Insta ONU a Uruguay a escoger entre la impunidad y la justicia

Un grupo de expertos de la ONU expresó hoy su preocupación por la decisión del poder Judicial de Uruguay de parar al menos dos causas en las que se investigaban acusaciones de torturas, desapariciones y homicidios cometidos durante la dictadura.

La Suprema Corte de Justicia (SCJ) de Uruguay declaró en febrero pasado la inconstitucionalidad de los artículos 2 y 3 de la Ley de Interpretación de la Ley de Caducidad de 2011.

Esos artículos permitían la investigación de los delitos cometidos por oficiales de las fuerzas armadas y policiales durante el gobierno militar (1973-1985).

"Los Estados tienen la responsabilidad de cumplir con sus obligaciones de investigar y juzgar a los responsables por las atrocidades que constituyan crímenes conforme al derecho internacional", subrayaron los expertos de Naciones Unidas (ONU) en un comunicado.

La finalidad es "acabar con la impunidad, y que dichos crímenes no estén sujetos a prescripción, cualquiera sea la fecha en que se hayan cometido", sostuvieron los especialistas en justicia transicional, tortura, desapariciones forzadas e independencia judicial.

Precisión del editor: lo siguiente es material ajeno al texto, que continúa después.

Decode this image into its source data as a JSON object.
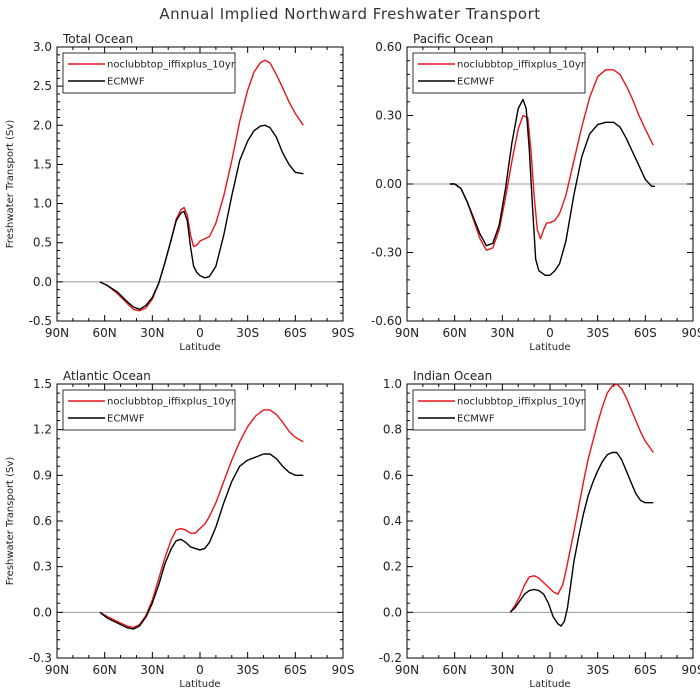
{
  "figure": {
    "title": "Annual Implied Northward Freshwater Transport"
  },
  "colors": {
    "model": "#e8141a",
    "obs": "#000000",
    "zero_line": "#999999"
  },
  "chart_data": [
    {
      "type": "line",
      "title": "Total Ocean",
      "xlabel": "Latitude",
      "ylabel": "Freshwater Transport (Sv)",
      "xlim": [
        90,
        -90
      ],
      "ylim": [
        -0.5,
        3.0
      ],
      "xticks": [
        90,
        60,
        30,
        0,
        -30,
        -60,
        -90
      ],
      "xtick_labels": [
        "90N",
        "60N",
        "30N",
        "0",
        "30S",
        "60S",
        "90S"
      ],
      "yticks": [
        -0.5,
        0.0,
        0.5,
        1.0,
        1.5,
        2.0,
        2.5,
        3.0
      ],
      "ytick_labels": [
        "-0.5",
        "0.0",
        "0.5",
        "1.0",
        "1.5",
        "2.0",
        "2.5",
        "3.0"
      ],
      "grid": false,
      "legend": "top-left",
      "series": [
        {
          "name": "noclubbtop_iffixplus_10yr",
          "color": "#e8141a",
          "x": [
            63,
            58,
            52,
            46,
            42,
            38,
            34,
            30,
            26,
            22,
            18,
            15,
            12,
            10,
            8,
            6,
            4,
            2,
            0,
            -3,
            -6,
            -10,
            -15,
            -20,
            -25,
            -30,
            -34,
            -38,
            -41,
            -44,
            -48,
            -52,
            -56,
            -60,
            -65
          ],
          "y": [
            0.0,
            -0.05,
            -0.15,
            -0.27,
            -0.35,
            -0.37,
            -0.33,
            -0.22,
            -0.02,
            0.25,
            0.55,
            0.8,
            0.92,
            0.95,
            0.85,
            0.6,
            0.45,
            0.47,
            0.52,
            0.55,
            0.58,
            0.75,
            1.1,
            1.55,
            2.05,
            2.45,
            2.68,
            2.8,
            2.83,
            2.8,
            2.65,
            2.48,
            2.3,
            2.15,
            2.0
          ]
        },
        {
          "name": "ECMWF",
          "color": "#000000",
          "x": [
            63,
            58,
            52,
            46,
            42,
            38,
            34,
            30,
            26,
            22,
            18,
            15,
            12,
            10,
            8,
            6,
            4,
            2,
            0,
            -3,
            -6,
            -10,
            -15,
            -20,
            -25,
            -30,
            -34,
            -38,
            -41,
            -44,
            -48,
            -52,
            -56,
            -60,
            -65
          ],
          "y": [
            0.0,
            -0.05,
            -0.13,
            -0.25,
            -0.32,
            -0.35,
            -0.3,
            -0.2,
            -0.02,
            0.25,
            0.55,
            0.78,
            0.88,
            0.9,
            0.78,
            0.45,
            0.2,
            0.12,
            0.08,
            0.05,
            0.07,
            0.2,
            0.6,
            1.1,
            1.55,
            1.8,
            1.93,
            1.99,
            2.0,
            1.97,
            1.85,
            1.65,
            1.5,
            1.4,
            1.38
          ]
        }
      ]
    },
    {
      "type": "line",
      "title": "Pacific Ocean",
      "xlabel": "Latitude",
      "ylabel": "",
      "xlim": [
        90,
        -90
      ],
      "ylim": [
        -0.6,
        0.6
      ],
      "xticks": [
        90,
        60,
        30,
        0,
        -30,
        -60,
        -90
      ],
      "xtick_labels": [
        "90N",
        "60N",
        "30N",
        "0",
        "30S",
        "60S",
        "90S"
      ],
      "yticks": [
        -0.6,
        -0.3,
        0.0,
        0.3,
        0.6
      ],
      "ytick_labels": [
        "-0.60",
        "-0.30",
        "0.00",
        "0.30",
        "0.60"
      ],
      "grid": false,
      "legend": "top-left",
      "series": [
        {
          "name": "noclubbtop_iffixplus_10yr",
          "color": "#e8141a",
          "x": [
            63,
            60,
            56,
            52,
            48,
            44,
            40,
            36,
            32,
            28,
            24,
            20,
            17,
            14,
            12,
            10,
            8,
            6,
            4,
            2,
            0,
            -3,
            -6,
            -10,
            -15,
            -20,
            -25,
            -30,
            -35,
            -40,
            -44,
            -48,
            -52,
            -56,
            -60,
            -65
          ],
          "y": [
            0.0,
            0.0,
            -0.02,
            -0.08,
            -0.16,
            -0.24,
            -0.29,
            -0.28,
            -0.2,
            -0.06,
            0.1,
            0.24,
            0.3,
            0.29,
            0.15,
            -0.05,
            -0.2,
            -0.24,
            -0.2,
            -0.17,
            -0.17,
            -0.16,
            -0.13,
            -0.05,
            0.1,
            0.25,
            0.38,
            0.47,
            0.5,
            0.5,
            0.48,
            0.43,
            0.37,
            0.3,
            0.24,
            0.17
          ]
        },
        {
          "name": "ECMWF",
          "color": "#000000",
          "x": [
            63,
            60,
            56,
            52,
            48,
            44,
            40,
            36,
            32,
            28,
            24,
            20,
            17,
            15,
            13,
            11,
            9,
            7,
            5,
            3,
            0,
            -3,
            -6,
            -10,
            -15,
            -20,
            -25,
            -30,
            -35,
            -40,
            -44,
            -48,
            -52,
            -56,
            -60,
            -64,
            -66
          ],
          "y": [
            0.0,
            0.0,
            -0.02,
            -0.08,
            -0.15,
            -0.22,
            -0.27,
            -0.26,
            -0.18,
            -0.02,
            0.18,
            0.33,
            0.37,
            0.33,
            0.15,
            -0.1,
            -0.33,
            -0.38,
            -0.39,
            -0.4,
            -0.4,
            -0.38,
            -0.35,
            -0.25,
            -0.05,
            0.12,
            0.22,
            0.26,
            0.27,
            0.27,
            0.25,
            0.2,
            0.14,
            0.08,
            0.02,
            -0.01,
            -0.01
          ]
        }
      ]
    },
    {
      "type": "line",
      "title": "Atlantic Ocean",
      "xlabel": "Latitude",
      "ylabel": "Freshwater Transport (Sv)",
      "xlim": [
        90,
        -90
      ],
      "ylim": [
        -0.3,
        1.5
      ],
      "xticks": [
        90,
        60,
        30,
        0,
        -30,
        -60,
        -90
      ],
      "xtick_labels": [
        "90N",
        "60N",
        "30N",
        "0",
        "30S",
        "60S",
        "90S"
      ],
      "yticks": [
        -0.3,
        0.0,
        0.3,
        0.6,
        0.9,
        1.2,
        1.5
      ],
      "ytick_labels": [
        "-0.3",
        "0.0",
        "0.3",
        "0.6",
        "0.9",
        "1.2",
        "1.5"
      ],
      "grid": false,
      "legend": "top-left",
      "series": [
        {
          "name": "noclubbtop_iffixplus_10yr",
          "color": "#e8141a",
          "x": [
            63,
            58,
            52,
            46,
            42,
            38,
            34,
            30,
            26,
            22,
            18,
            15,
            12,
            9,
            6,
            3,
            0,
            -3,
            -6,
            -10,
            -15,
            -20,
            -25,
            -30,
            -35,
            -40,
            -44,
            -48,
            -52,
            -56,
            -60,
            -65
          ],
          "y": [
            0.0,
            -0.03,
            -0.06,
            -0.09,
            -0.1,
            -0.08,
            -0.02,
            0.08,
            0.22,
            0.36,
            0.48,
            0.54,
            0.55,
            0.54,
            0.52,
            0.52,
            0.55,
            0.58,
            0.63,
            0.72,
            0.86,
            1.0,
            1.12,
            1.22,
            1.29,
            1.33,
            1.33,
            1.3,
            1.25,
            1.19,
            1.15,
            1.12
          ]
        },
        {
          "name": "ECMWF",
          "color": "#000000",
          "x": [
            63,
            58,
            52,
            46,
            42,
            38,
            34,
            30,
            26,
            22,
            18,
            15,
            12,
            9,
            6,
            3,
            0,
            -3,
            -6,
            -10,
            -15,
            -20,
            -25,
            -30,
            -35,
            -40,
            -44,
            -48,
            -52,
            -56,
            -60,
            -65
          ],
          "y": [
            0.0,
            -0.04,
            -0.07,
            -0.1,
            -0.11,
            -0.09,
            -0.03,
            0.06,
            0.18,
            0.32,
            0.42,
            0.47,
            0.48,
            0.46,
            0.43,
            0.42,
            0.41,
            0.42,
            0.46,
            0.56,
            0.72,
            0.86,
            0.96,
            1.0,
            1.02,
            1.04,
            1.04,
            1.01,
            0.96,
            0.92,
            0.9,
            0.9
          ]
        }
      ]
    },
    {
      "type": "line",
      "title": "Indian Ocean",
      "xlabel": "Latitude",
      "ylabel": "",
      "xlim": [
        90,
        -90
      ],
      "ylim": [
        -0.2,
        1.0
      ],
      "xticks": [
        90,
        60,
        30,
        0,
        -30,
        -60,
        -90
      ],
      "xtick_labels": [
        "90N",
        "60N",
        "30N",
        "0",
        "30S",
        "60S",
        "90S"
      ],
      "yticks": [
        -0.2,
        0.0,
        0.2,
        0.4,
        0.6,
        0.8,
        1.0
      ],
      "ytick_labels": [
        "-0.2",
        "0.0",
        "0.2",
        "0.4",
        "0.6",
        "0.8",
        "1.0"
      ],
      "grid": false,
      "legend": "top-left",
      "series": [
        {
          "name": "noclubbtop_iffixplus_10yr",
          "color": "#e8141a",
          "x": [
            25,
            22,
            19,
            16,
            13,
            10,
            7,
            4,
            1,
            -2,
            -5,
            -8,
            -10,
            -12,
            -15,
            -18,
            -21,
            -24,
            -27,
            -30,
            -33,
            -36,
            -39,
            -42,
            -45,
            -48,
            -51,
            -54,
            -57,
            -60,
            -63,
            -65
          ],
          "y": [
            0.0,
            0.03,
            0.07,
            0.12,
            0.155,
            0.16,
            0.15,
            0.13,
            0.11,
            0.09,
            0.08,
            0.12,
            0.18,
            0.25,
            0.35,
            0.46,
            0.57,
            0.67,
            0.75,
            0.83,
            0.9,
            0.96,
            0.99,
            1.0,
            0.98,
            0.94,
            0.89,
            0.84,
            0.79,
            0.75,
            0.72,
            0.7
          ]
        },
        {
          "name": "ECMWF",
          "color": "#000000",
          "x": [
            25,
            22,
            19,
            16,
            13,
            10,
            7,
            4,
            1,
            -2,
            -5,
            -7,
            -9,
            -11,
            -13,
            -15,
            -18,
            -21,
            -24,
            -27,
            -30,
            -33,
            -36,
            -39,
            -42,
            -45,
            -48,
            -51,
            -54,
            -57,
            -60,
            -63,
            -65
          ],
          "y": [
            0.0,
            0.02,
            0.05,
            0.08,
            0.095,
            0.1,
            0.095,
            0.08,
            0.04,
            -0.02,
            -0.05,
            -0.06,
            -0.04,
            0.02,
            0.12,
            0.22,
            0.33,
            0.43,
            0.51,
            0.57,
            0.62,
            0.66,
            0.69,
            0.7,
            0.7,
            0.67,
            0.62,
            0.57,
            0.52,
            0.49,
            0.48,
            0.48,
            0.48
          ]
        }
      ]
    }
  ]
}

El relator especial sobre la promoción de la verdad, la justicia, la reparación y las garantías de no repetición, Pablo de Greiff, recalcó que "ninguna disposición legal o práctica nacional, incluidas las amnistías, pueden ser válidamente invocadas por el Estado como excusas para no avanzar con las investigaciones de las atrocidades cometidas".

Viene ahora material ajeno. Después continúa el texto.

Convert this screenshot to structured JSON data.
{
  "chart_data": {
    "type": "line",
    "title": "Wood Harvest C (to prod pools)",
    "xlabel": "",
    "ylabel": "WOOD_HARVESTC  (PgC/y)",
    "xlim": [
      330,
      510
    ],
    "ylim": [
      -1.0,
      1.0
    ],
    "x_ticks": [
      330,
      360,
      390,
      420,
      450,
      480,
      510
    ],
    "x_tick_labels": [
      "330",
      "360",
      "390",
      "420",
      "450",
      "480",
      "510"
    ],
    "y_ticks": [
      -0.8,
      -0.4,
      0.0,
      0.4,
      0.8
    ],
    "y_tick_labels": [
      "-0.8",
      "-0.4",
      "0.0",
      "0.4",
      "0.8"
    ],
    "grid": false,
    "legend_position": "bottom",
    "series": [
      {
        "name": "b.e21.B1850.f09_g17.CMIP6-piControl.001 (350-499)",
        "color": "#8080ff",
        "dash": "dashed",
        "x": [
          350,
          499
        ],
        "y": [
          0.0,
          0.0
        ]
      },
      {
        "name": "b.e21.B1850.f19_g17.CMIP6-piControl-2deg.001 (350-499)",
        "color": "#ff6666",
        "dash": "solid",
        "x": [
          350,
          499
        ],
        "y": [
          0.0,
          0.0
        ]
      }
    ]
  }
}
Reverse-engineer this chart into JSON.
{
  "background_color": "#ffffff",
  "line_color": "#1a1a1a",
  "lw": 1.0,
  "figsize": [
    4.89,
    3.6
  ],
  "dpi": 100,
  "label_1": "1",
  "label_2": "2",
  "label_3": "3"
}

"Resulta preocupante que aún permanezcan impunes los crímenes cometidos durante la dictadura y que las vías de acceso a la justicia y a la compensación de las víctimas de estos crímenes y sus familiares aparentemente se vuelvan a cerrar", señaló De Greiff.

El relator especial sobre la tortura y otros tratos o penas crueles, inhumanos o degradantes, Juan Méndez, resaltó que "Uruguay tiene la obligación de investigar, juzgar y castigar a los culpables de estos crímenes y de reparar adecuadamente a las víctimas".

"Esto implica tanto derogar la legislación nacional y remover cualquier obstáculo que favorezca la impunidad de los responsables de violaciones graves de los derechos humanos como la tortura, como también tomar todas las medidas necesarias para que esas violaciones sean investigadas, y los culpables juzgados", dijo el experto.

El Grupo de Trabajo sobre las desapariciones forzadas o involuntarias señaló que "todo acto de desaparición forzada se debe considerar delito permanente mientras sus autores continúen ocultando la suerte y el paradero de la persona desaparecida y mientras no se hayan esclarecido los hechos".

"Cuando un Estado resulta responsable de haber cometido una desaparición forzada, que comenzó antes de la entrada en vigor del instrumento jurídico pertinente y que persistió tras su entrada en vigor, el Estado incurre en responsabilidad por todas las violaciones derivadas de la desaparición forzada y no sólo por las violaciones producidas tras la entrada en vigor del instrumento jurídico", explicaron.

La relatora especial sobre la independencia de los magistrados y abogados, Gabriela Knaul, recordó que "como agentes del Estado, los magistrados tienen la obligación y la responsabilidad de asegurar el respeto y la promoción de los derechos humanos y el estado de derecho".

"Esto entraña el deber de asegurar, de manera proactiva, el respeto de las normas internacionales de derechos humanos, tanto en las deliberaciones de los tribunales como en la aplicación de los procedimientos judiciales", enfatizó la especialista.